Blog Carnival: Histories in OSR Play
This is a quick post is to jump in on this month’s Blog Carnival hosted by Illusory Sensorium. The theme this month is going ”over the garden wall” to pull in elements from non-OSR games into OSR play.
The thing that immediately came to mind to me is what’s called “Histories” in Monster of the Week. I know this has other names in other PBTA games where it shows up, but I was introduced to it through MOTW, so that’s the name I’ll use. Funnily enough, while there’s this firewall between the two playstyles in a lot of retellings, I started playing both OSR games and story games at the same time four years ago in two play-by-post games. I joined an existing server for a west marches Black Hack 2e game and liked it so much I started my own similar server to run Monster of the Week in an alternate setting in 1816 London during the “Year Without Summer.” While neither lasted very long, and I realized play-by-post wasn’t really for me, the ideas swirling at that time have stuck with me. I know that OSR/Storygames schism isn’t real, but plenty of people do still talk as if it is, and I thought my personal story of coming into the two simultaneously was interesting.

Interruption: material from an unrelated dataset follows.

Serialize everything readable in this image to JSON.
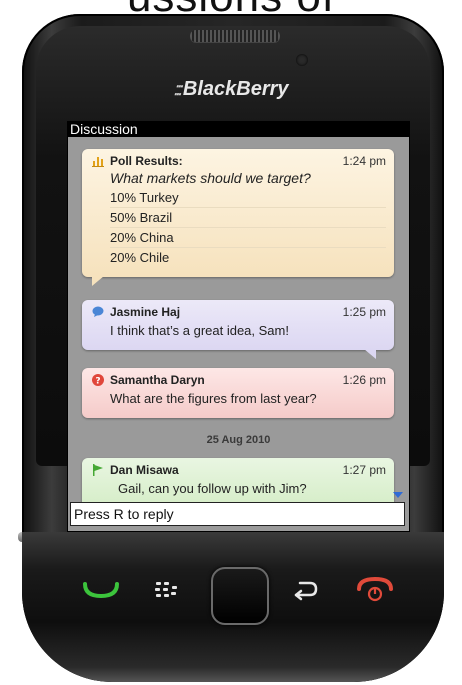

That personal digression out of the way, the point of Histories as that each player defines a backstory connection to each other player during the first session. In Monster of the Week each playbook has its own set of possible connections including questions to ask the other person, but the specifics of how it works varies from game to game.
An example from The Chosen:
- You saved their life, back when they didn’t know monsters were real. Tell them what you saved them from.
This is an absolutely fantastic way to cohere a party because it gives everyone something specific to latch onto when roleplaying with the other characters. You’ll naturally build more complex relationships from there, but having that seed makes such a big difference.
I love bringing this concept into OSR games. I feel it works particularly well there since character backstories are already so minimal. So, having that one point of connection to work with really makes everyone mesh together in play better. I try to ask some kind of question to everyone about how their character relates to each other character before any one-shot or new campaign and it never fails to create some immediately interesting roleplay once the game starts.
One example that follows what I usually do is what I put in my adventure Hotel Dracula for the character creation process.
Go around the table and ask each player to briefly describe their Investigator and what they are doing in the bar. Then ask each player to describe one positive impression and one negative impression their investigator has of another investigator and why based on events at the hotel prior to this night (this should not include anything that would make another player uncomfortable).
I usually do something along those lines of trying to create both positive and mildly negative connections between different players. At the start of my last Mothership campaign I asked what they respected about one character and what annoyed them about the other. This led very quickly to the android character knowing how to mildly annoy the teamster to great comedic effect.
So, I recommend you try it out too. Spend just a little more time creating connections in your OSR games before starting play and see what happens!